Kids today are listening to cover versions probably not knowing it’s originally by The Rolling Stones. It’s a beast of a song and that’s perhaps why it’s enduring and still well-loved even after all these years. And well, musicians today can’t hold a candle to these guys. Let’s face it, Mick Jagger can still rock it harder than anyone else.

“It’s the riff heard ‘round the world. And it’s one of the earliest examples of Dylan influencing the Stones and the Beatles — the degree of cynicism, and the idea of bringing more personal lyrics from the folk and blues tradition into popular music.” – Steve Van Zandt, E Street Band guitarist

Ranking second on Rolling Stone magazine’s list of “The 500 Greatest Songs of All Time,” Keith Richards managed to come up with a riff that everyone would come to recognize within the first few seconds of the song. But did he really dream about it? Well, he’s the only one who knows.

3. The Who – “My Generation” (1965)

We pity those people who don’t know The Who and never heard of “My Generation.” It has become their signature song and easily one of their biggest hits. The thing is, it’s not just any track. It’s the anthem of the youth at the time and it’s safe to say, it still rings true and relevant for all the frustrated and rebellious teens today.

“’My Generation’ was very much about trying to find a place in society. I was very, very lost. The band was young then. It was believed that its career would be incredibly brief.” – Pete Townshend to Rolling Stone magazine

It landed on the 11th spot of Rolling Stone’s “The 500 Greatest Songs of All Time” and it also made it to The Rock and Roll Hall of Fame’s 500 Songs that Shaped Rock and Roll. Perhaps the most spot on description of this track is that it “encapsulated the angst of being a teenager.”

2. The Jimi Hendrix Experience – “All Along The Watchtower” (1968)

Two words: Jimi Hendrix. The man wasn’t just an innovator; he was a guitar god and a musical genius. Although it’s originally recorded by Bob Dylan, the song is strongly identified with The Jimi Hendrix Experience who released their version a few months after Dylan. In fact, Hendrix played the final bass part because some of the band members became dissatisfied after several takes.

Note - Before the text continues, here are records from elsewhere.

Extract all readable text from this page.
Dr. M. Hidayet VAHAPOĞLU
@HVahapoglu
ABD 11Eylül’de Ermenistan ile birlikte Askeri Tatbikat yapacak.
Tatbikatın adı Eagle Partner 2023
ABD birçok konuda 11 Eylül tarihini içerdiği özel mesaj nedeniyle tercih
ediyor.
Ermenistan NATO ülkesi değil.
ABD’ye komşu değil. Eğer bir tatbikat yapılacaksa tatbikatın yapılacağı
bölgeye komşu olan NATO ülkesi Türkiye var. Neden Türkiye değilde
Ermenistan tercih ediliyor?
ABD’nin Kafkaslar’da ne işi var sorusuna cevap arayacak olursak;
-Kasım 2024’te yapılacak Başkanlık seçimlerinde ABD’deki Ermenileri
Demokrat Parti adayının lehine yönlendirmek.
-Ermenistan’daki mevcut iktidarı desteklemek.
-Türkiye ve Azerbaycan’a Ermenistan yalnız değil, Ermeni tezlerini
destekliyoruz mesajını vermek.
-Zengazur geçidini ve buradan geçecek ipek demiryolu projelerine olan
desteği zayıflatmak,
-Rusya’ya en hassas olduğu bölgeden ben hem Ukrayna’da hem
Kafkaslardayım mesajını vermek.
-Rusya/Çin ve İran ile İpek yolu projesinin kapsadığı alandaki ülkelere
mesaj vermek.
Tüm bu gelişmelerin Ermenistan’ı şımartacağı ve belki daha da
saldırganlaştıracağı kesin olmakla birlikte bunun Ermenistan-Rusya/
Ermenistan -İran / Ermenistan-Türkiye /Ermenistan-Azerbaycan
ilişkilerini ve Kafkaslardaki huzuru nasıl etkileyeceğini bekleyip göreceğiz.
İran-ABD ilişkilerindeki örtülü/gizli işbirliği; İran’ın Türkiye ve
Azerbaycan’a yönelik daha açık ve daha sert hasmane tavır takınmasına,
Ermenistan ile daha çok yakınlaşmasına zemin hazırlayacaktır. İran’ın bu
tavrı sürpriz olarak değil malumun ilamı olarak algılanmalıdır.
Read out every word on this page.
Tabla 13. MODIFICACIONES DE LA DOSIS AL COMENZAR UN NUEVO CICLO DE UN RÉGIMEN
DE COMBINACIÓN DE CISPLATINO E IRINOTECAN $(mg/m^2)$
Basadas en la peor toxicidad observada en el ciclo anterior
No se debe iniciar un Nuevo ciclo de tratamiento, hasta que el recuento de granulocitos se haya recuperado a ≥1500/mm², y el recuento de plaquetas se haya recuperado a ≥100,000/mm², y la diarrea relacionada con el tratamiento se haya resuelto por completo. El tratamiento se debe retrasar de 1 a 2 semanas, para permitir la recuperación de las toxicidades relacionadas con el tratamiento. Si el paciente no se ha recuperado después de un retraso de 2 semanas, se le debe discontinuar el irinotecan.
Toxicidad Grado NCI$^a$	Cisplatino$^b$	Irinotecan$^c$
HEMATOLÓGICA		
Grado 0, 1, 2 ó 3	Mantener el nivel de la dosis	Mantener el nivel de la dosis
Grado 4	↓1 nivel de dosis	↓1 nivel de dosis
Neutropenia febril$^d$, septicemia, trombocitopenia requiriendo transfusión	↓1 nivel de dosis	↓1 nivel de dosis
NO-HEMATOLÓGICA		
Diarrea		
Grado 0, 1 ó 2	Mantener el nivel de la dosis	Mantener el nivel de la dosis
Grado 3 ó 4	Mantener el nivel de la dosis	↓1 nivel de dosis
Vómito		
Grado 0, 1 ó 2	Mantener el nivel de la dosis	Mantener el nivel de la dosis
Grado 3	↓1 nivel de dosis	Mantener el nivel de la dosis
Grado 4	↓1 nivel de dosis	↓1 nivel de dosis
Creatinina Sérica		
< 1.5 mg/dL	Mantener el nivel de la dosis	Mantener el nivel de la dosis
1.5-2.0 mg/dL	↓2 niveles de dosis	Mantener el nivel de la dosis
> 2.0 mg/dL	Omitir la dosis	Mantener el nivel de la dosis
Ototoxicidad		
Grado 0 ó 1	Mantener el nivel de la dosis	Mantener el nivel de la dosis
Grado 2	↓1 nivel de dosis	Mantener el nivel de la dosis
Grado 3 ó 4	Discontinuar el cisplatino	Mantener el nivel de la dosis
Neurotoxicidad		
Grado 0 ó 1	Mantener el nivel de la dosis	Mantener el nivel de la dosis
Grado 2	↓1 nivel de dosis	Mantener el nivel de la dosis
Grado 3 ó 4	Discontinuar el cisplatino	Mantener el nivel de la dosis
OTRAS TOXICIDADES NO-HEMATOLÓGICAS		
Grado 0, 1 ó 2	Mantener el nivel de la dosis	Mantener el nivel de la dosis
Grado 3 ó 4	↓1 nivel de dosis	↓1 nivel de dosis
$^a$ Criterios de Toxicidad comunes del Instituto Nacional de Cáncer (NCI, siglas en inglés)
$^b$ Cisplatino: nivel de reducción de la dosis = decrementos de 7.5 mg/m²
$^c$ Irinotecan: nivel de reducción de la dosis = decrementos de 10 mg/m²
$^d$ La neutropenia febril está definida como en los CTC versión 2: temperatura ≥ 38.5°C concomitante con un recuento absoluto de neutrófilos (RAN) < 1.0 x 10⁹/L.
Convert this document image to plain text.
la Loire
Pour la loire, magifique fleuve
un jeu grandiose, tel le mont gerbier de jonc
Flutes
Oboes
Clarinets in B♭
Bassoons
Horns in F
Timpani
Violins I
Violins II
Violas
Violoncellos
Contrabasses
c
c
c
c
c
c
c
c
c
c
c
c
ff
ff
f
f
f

“I liked Jimi Hendrix’s record of this and ever since he died I’ve been doing it that way… Strange how when I sing it, I always feel it’s a tribute to him in some kind of way.” – Bob Dylan

Not only did it rank no. 47 on the Rolling Stone magazine’s “The 500 Greatest Songs of All Time” but it also topped the list of Total Guitar’s Greatest Cover Versions of All Time. And if that’s not enough, Jimi Hendrix even influenced Dylan to play the song a bit ‘heavier.’

1. The Beatles – “I Want To Hold Your Hand” (1963)

Let’s all be honest here, The Beatles could easily take five out of ten spots on this list. Their music, all by itself, is era-defining. In fact, it’s not even surprising that it’s the Fab Four’s best-selling single worldwide. And the only reason it didn’t immediately take the top spot in the British record charts was because The Beatles’ other hit, “She Loves You,” was enjoying popularity resurgence.

“We wrote a lot of stuff together, one-on-one, eyeball to eyeball. Like in I Want To Hold Your Hand, I remember when we got the chord that made the song. We were in Jane Asher’s house, downstairs in the cellar playing on the piano at the same time. And we had, ‘Oh you-u-u… got that something…’ And Paul hits this chord and I turn to him and say, ‘That’s it!’ I said, ‘Do that again!’ In those days, we really used to absolutely write like that – both playing into each other’s nose.” – John Lennon

It was the song that introduced them to America. And they did manage to break into another continent with a BIG BANG.